Le procès des Pussy Riot sème l’inquiétude en Europe sur l’état de la démocratie en Russie

(BRUXELLES2) Le verdict de deux ans de camp prononcé, aujourd’hui, à l’encontre des trois activistes des Pussy Riot, Nadezhda, Maria et Ekaterina par la cour du district de Khamovnichesky a suscité une condamnation européenne. La Haute représentante de l’UE pour les Affaires étrangères, Cathy Ashton, a exprimé publiquement sa « profonde déception ». Elle considère la sanction comme « disproportionnée ». « Condamner trois jeunes femmes, dont deux sont mères d’enfants en bas âge à deux ans de prison pour une expression pacifique, même si elle est controversée, de leurs opinions, est profondément troublant. » Et d’appeler à ce que cette décision soit « revue et inversée en ligne avec les obligations internationales de la Russie ».
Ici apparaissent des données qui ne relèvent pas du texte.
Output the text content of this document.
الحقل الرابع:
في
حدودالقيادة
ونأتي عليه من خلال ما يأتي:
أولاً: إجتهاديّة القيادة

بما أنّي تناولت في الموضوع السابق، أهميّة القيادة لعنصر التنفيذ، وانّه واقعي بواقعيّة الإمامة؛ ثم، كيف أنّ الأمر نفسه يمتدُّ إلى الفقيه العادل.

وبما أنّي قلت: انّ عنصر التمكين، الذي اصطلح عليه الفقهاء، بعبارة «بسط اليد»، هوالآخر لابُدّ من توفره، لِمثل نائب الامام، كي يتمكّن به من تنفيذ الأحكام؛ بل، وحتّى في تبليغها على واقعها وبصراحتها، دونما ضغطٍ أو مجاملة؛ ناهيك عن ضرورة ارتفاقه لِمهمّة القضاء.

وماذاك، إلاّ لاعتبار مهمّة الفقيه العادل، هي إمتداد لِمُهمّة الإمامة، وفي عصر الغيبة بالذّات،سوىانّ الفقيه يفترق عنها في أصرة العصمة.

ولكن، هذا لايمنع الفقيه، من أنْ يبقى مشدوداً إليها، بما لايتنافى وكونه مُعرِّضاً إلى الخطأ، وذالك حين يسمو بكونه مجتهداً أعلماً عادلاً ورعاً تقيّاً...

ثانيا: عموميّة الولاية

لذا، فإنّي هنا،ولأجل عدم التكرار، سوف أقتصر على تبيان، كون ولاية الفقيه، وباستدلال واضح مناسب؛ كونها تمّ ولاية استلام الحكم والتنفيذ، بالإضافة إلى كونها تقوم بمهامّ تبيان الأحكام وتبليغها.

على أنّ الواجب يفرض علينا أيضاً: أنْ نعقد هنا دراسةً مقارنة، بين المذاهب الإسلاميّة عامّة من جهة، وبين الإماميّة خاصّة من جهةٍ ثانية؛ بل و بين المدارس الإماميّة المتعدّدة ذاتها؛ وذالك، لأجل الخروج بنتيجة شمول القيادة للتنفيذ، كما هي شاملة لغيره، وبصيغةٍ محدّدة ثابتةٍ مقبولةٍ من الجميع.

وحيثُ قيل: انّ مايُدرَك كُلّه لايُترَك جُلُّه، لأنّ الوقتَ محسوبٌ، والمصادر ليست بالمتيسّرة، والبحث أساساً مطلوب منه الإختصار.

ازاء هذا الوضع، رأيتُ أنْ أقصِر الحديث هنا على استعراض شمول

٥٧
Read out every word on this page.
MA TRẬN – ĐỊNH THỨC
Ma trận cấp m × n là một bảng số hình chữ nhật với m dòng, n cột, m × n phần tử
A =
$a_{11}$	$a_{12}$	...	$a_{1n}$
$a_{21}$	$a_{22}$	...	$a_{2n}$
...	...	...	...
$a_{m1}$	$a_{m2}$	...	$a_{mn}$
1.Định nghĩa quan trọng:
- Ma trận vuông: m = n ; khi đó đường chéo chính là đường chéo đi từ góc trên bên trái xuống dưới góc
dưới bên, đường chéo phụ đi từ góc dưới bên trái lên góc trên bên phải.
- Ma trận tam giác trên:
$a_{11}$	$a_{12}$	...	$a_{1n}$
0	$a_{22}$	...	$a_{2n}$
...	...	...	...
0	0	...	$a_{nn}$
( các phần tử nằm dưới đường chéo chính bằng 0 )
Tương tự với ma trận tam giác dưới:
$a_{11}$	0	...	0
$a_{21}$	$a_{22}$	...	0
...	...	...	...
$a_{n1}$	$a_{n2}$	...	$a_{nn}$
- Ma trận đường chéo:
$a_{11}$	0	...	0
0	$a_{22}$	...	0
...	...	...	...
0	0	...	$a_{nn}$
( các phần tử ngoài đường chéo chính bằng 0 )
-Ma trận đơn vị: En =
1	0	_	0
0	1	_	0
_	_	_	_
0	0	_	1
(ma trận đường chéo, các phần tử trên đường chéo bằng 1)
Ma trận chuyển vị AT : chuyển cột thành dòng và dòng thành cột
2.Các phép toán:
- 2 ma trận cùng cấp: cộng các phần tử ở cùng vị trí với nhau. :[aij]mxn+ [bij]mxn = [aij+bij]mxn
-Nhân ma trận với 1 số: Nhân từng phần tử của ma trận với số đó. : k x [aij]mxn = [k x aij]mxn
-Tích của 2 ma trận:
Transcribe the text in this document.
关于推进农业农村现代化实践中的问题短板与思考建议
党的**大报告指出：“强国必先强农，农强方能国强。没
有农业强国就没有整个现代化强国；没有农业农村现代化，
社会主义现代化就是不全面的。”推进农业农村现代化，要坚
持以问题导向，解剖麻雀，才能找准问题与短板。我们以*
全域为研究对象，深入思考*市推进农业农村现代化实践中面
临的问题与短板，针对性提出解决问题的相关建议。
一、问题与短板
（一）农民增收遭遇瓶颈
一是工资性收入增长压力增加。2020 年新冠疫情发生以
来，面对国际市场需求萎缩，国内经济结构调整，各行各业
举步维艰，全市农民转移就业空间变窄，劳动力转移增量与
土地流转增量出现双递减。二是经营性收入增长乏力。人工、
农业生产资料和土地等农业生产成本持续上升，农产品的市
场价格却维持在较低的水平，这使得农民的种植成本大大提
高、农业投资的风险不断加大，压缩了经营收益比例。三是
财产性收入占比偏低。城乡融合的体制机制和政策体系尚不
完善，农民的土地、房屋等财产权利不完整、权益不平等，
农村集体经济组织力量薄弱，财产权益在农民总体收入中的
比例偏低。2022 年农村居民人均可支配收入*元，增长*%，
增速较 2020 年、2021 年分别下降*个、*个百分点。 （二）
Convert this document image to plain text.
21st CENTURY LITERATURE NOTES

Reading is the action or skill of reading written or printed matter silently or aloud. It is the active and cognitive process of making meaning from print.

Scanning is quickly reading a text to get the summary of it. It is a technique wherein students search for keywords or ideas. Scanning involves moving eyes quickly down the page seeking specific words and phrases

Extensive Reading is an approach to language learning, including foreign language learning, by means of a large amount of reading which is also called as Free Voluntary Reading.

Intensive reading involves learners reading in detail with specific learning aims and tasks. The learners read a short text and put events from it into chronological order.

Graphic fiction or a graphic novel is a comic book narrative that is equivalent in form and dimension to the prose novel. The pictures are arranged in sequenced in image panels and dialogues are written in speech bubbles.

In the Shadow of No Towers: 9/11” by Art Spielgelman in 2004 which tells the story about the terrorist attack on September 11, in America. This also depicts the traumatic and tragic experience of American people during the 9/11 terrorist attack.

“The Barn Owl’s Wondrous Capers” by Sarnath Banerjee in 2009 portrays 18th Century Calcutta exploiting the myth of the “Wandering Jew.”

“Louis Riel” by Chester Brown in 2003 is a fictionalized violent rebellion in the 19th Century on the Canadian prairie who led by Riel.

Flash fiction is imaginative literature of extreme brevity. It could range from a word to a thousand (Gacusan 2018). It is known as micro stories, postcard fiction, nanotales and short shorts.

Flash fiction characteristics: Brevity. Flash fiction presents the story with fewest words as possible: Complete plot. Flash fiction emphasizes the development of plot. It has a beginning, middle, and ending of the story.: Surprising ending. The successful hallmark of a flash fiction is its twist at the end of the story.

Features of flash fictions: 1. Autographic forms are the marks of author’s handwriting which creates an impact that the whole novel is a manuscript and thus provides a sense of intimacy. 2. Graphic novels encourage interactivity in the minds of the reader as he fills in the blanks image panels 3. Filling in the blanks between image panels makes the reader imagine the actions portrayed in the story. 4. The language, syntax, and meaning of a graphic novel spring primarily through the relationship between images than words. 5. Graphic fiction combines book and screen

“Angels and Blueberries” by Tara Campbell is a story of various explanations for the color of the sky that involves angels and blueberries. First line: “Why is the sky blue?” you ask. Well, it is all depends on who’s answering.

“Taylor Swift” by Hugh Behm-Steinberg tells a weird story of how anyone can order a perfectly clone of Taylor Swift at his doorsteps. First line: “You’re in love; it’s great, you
Inquiétude sur l’état de la démocratie en Russie

La Haute représentante a aussi insisté sur « les mauvais traitements qu’ont subies les jeunes femmes durant leur détention préventive et les irrégularités survenues durant le procès qui appellent de sérieuses interrogations sur le respect par la Russie de ses obligations internationales de procès indépendant, transparent et équitable. » Ce cas « s’ajoute à une recrudescence des actes d’intimidation à motivation politique et à la poursuite des militants d’opposition, une tendance qui préoccupe de plus en plus à l’Union européenne » a-t-elle ajouté.

 

Nicolas Gros-Verheyde

Rédacteur en chef du site B2. Diplômé en droit européen de l'université Paris I Pantheon Sorbonne et auditeur 65e session IHEDN (Institut des hautes études de la défense nationale. Journaliste depuis 1989, fonde B2 - Bruxelles2 en 2008. Correspondant UE/OTAN à Bruxelles pour Sud-Ouest (auparavant Ouest-France et France-Soir).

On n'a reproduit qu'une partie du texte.